この個体に結実するドングリは、胴回りがやや太めのがっしりしたタイプと、細長いタイプに二分されます。とりわけ、前者はオオガシという名に相応しいなかなか立派なドングリです。今回、これらの中にひときわ大きなドングリがありました(図8-417-2、図8-417-3参照)。花柱の数をかぞえてみると7本もあったので、たぶんこのドングリの元になった雌花の子房は、7枚の心皮で構成されていたのでしょう(図8-417-4参照)。
コナラ属の雌花の子房は、通常2〜5枚の心皮で構成されています。この範囲内であれば、ドングリのサイズに顕著な差異は認められませんが、6枚以上になるとその枚数に応じて急激にサイズが大きくなります。
以前、心皮と子室の関係を調べたところ、2〜5枚の心皮で構成された子房は、胴回りの切断面が円形状の子房を2〜5等分した子室の中に、それぞれ1〜2個の胚珠を包含します。ところが、6枚以上になると、胚珠の大きさは変わらないので、円形状の子房を6等分した子室の中に全ての胚珠を包含することができなくなります。

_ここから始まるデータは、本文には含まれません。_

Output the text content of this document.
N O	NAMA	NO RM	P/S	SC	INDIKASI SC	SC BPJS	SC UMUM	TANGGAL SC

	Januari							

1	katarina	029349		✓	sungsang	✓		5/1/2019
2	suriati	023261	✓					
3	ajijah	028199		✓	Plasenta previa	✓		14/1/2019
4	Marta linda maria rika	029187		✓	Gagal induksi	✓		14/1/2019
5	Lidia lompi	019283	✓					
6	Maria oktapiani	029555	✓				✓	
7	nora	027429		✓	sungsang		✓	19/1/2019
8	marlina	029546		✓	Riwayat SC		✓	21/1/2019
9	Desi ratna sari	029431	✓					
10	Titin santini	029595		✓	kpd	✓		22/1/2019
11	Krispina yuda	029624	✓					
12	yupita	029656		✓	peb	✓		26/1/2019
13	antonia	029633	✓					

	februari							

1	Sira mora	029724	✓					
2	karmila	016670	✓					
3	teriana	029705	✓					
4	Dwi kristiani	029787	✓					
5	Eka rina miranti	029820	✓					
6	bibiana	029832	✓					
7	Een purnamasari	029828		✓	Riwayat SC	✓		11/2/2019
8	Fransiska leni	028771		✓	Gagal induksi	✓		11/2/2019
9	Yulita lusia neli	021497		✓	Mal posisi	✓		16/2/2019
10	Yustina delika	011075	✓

そのため、円形状の子房は楕円形状へと拡張して、その中に子室をランダムに配置するようになります(**)。
子房が楕円形状に拡張すると、そこに供給される養分のパスは普通のサイズのものに比べて太くなっているので、6枚以上の心皮で構成された子房に由来するドングリは、平均的なサイズのものに比べて極端に大きくなると考えられます。
** 雑記128を参照願います。